US to release report criticizing Baltimore police force

BALTIMORE (AP) — Baltimore police officers routinely discriminate against blacks, use excessive force too often and are not adequately disciplined for misconduct, according to a harshly critical Justice Department report being issued Wednesday.

The report, the culmination of a yearlong investigation into one of the country's largest police forces, also found that officers make large numbers of traffic stops — mostly in poor, black neighborhoods — with dubious justification and unlawfully arrest citizens for making speech deemed rude or offensive.

Justice Department officials were expected to make their findings public at an event in Baltimore on Wednesday. A copy of the report was posted on the website of The New York Times on Tuesday evening.

The report is a damning indictment of how officers carry out the most fundamental of policing practices, such as traffic stops and searches and responding to First Amendment expression. But it could also serve as a blueprint for change and could force the department to commit to sweeping changes in order to avoid a federal lawsuit.

Justice Department David Jacobs declined to comment on the timing or content of the report.

The federal investigation was launched after the April 2015 death of Freddie Gray, a 25-year-old black man whose neck was broken while he was handcuffed and shackled but left unrestrained in the back of a police van. The death set off protests and the worst riots in decades. The report examined a slew of potentially unconstitutional practices, including excessive force and discriminatory traffic stops, within the department.

Federal investigators spent more than a year interviewing Baltimore residents, police officers, prosecutors, public defenders and elected officials, as well as riding along with officers on duty and reviewing documents and complaints.
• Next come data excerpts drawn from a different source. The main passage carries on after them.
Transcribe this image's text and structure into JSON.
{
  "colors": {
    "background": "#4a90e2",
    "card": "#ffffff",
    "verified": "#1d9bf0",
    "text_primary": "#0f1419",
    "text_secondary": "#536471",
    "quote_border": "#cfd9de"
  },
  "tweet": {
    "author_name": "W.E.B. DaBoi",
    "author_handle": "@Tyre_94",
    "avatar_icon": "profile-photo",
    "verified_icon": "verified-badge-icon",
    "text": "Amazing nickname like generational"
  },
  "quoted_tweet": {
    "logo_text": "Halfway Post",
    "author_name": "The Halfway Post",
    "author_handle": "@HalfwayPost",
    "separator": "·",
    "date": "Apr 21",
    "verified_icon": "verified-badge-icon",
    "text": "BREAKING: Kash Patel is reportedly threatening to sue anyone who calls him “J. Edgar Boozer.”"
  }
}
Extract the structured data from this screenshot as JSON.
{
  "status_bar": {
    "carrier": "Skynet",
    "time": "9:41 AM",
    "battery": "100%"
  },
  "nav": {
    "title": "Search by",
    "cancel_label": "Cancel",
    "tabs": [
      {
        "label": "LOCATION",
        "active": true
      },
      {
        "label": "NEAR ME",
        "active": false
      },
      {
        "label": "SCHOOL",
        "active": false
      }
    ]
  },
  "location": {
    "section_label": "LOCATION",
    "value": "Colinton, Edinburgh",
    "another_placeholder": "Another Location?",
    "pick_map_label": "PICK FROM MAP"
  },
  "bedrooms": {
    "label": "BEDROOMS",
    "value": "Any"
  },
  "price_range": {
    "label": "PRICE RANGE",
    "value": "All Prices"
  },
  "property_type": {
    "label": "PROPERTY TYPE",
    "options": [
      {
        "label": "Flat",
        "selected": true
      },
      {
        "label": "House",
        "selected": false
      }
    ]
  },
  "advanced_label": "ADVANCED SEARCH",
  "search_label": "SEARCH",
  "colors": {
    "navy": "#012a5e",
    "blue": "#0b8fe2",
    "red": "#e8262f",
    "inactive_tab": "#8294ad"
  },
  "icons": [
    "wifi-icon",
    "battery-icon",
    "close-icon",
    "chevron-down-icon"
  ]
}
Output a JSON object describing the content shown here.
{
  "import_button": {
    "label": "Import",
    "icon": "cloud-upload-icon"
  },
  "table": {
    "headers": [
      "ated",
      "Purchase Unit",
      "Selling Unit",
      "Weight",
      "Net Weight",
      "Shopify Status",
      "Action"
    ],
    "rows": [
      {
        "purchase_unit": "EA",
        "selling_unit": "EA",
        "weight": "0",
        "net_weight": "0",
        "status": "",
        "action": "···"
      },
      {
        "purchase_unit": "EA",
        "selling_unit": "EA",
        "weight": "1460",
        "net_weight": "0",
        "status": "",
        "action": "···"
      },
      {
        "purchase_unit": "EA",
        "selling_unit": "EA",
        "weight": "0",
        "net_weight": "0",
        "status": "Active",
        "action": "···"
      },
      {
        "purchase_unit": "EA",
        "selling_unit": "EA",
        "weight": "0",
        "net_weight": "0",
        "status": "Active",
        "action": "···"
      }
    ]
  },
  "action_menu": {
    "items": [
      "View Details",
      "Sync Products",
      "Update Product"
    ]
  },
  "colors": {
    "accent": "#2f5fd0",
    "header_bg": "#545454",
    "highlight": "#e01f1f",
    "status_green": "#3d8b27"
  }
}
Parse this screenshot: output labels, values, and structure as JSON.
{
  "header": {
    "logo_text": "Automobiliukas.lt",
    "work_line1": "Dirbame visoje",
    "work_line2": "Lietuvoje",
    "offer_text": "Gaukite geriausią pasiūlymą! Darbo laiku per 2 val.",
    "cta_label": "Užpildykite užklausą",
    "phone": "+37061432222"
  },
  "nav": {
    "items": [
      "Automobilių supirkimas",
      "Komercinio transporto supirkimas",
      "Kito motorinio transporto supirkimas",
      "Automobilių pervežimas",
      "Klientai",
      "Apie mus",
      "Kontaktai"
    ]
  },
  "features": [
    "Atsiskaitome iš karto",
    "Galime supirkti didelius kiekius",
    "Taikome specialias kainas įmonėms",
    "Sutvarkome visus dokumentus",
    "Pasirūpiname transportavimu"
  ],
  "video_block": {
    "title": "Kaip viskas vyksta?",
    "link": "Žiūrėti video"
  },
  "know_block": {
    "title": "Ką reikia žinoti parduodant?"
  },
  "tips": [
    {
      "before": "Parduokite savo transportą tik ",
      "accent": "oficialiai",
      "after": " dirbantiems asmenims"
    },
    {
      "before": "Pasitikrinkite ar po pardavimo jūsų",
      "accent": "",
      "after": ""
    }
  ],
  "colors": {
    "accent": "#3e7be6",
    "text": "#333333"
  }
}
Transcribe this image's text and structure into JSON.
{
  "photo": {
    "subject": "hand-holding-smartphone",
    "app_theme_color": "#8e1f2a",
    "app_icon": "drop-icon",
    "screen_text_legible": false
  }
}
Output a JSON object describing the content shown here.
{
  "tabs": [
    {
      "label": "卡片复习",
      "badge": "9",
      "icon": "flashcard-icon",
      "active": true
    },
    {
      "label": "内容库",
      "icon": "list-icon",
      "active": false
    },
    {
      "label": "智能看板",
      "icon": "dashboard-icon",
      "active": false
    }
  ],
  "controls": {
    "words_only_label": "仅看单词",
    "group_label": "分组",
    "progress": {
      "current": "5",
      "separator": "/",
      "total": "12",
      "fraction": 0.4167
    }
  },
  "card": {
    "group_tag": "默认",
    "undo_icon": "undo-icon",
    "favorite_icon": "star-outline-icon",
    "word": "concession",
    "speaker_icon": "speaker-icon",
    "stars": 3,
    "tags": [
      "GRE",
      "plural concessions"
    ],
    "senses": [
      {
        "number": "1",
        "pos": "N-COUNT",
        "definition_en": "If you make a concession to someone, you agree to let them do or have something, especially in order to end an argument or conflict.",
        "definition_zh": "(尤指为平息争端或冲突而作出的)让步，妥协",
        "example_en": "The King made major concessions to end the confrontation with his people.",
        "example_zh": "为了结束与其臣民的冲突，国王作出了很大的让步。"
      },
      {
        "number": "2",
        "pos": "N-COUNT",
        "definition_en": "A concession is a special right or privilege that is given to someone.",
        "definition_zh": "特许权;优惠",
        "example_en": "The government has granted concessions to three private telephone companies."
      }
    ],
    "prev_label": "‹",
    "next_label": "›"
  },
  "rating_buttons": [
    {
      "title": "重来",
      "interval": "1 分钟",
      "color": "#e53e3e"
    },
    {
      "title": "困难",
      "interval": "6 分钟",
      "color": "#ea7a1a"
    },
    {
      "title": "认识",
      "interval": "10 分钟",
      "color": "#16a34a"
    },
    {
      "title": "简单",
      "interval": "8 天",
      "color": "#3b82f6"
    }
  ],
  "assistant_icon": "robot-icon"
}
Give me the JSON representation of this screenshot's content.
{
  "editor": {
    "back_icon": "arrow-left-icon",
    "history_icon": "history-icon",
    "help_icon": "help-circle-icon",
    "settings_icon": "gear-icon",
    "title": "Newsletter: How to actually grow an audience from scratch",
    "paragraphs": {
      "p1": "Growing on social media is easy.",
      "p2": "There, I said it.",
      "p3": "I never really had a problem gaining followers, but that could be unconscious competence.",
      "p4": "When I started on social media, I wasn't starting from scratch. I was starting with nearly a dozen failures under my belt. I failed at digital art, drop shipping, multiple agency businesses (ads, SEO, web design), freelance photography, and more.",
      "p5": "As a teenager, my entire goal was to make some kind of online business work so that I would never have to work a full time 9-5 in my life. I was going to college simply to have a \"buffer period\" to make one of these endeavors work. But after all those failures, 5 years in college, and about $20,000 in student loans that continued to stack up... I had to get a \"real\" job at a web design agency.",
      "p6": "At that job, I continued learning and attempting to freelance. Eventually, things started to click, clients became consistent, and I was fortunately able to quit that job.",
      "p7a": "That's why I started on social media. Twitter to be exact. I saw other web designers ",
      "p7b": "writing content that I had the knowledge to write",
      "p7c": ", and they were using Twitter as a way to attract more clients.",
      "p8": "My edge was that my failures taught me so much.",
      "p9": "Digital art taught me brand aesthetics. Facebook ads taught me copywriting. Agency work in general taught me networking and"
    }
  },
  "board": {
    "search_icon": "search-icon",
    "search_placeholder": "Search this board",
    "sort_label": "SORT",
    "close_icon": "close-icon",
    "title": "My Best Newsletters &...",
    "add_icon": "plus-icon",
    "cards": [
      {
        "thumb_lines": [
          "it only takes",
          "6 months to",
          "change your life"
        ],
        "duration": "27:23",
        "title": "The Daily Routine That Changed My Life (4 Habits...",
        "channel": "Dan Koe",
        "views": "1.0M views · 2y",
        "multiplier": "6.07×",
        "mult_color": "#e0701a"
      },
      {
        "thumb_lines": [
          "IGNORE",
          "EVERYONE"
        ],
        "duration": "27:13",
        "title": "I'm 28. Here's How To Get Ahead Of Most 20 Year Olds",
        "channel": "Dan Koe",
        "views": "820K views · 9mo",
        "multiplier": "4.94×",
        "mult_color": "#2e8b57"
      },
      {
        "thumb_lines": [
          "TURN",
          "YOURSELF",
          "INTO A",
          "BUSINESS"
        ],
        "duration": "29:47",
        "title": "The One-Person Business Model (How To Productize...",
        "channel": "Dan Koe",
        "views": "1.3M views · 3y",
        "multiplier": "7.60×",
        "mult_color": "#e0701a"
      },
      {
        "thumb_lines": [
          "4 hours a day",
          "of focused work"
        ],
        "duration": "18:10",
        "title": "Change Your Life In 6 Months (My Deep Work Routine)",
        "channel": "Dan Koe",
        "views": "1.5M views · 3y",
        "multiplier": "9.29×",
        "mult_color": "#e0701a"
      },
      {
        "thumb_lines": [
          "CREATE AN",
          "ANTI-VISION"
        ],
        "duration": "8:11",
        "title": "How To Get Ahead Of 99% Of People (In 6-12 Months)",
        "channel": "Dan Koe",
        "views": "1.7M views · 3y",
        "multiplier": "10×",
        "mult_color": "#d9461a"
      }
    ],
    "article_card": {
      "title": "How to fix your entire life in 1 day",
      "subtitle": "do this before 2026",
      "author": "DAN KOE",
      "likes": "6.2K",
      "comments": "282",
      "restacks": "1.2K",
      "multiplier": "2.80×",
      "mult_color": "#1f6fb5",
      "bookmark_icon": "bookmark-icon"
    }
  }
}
State's Attorney Marilyn Mosby, the city's top prosecutor, said she expected the report to "confirm what many in our city already know or have experienced firsthand."

"While the vast majority of Baltimore City Police officers are good officers, we also know that there are bad officers and that the department has routinely failed to oversee, train, or hold bad actors accountable," she said in a statement.

She said she was confident that the federal probe would "lead to even more reforms which is an important step in ensuring best practices for a fully functioning police-prosecutor relationship."

Such federal investigations generally resolve with court-monitored consent decrees in which a police department commits to broad changes sought by the Justice Department. The Justice Department can sue agencies that refuse to make the changes.

Six officers were charged in the death of Gray. Three were acquitted, another officer's trial ended in a mistrial and the charges against the others were dropped.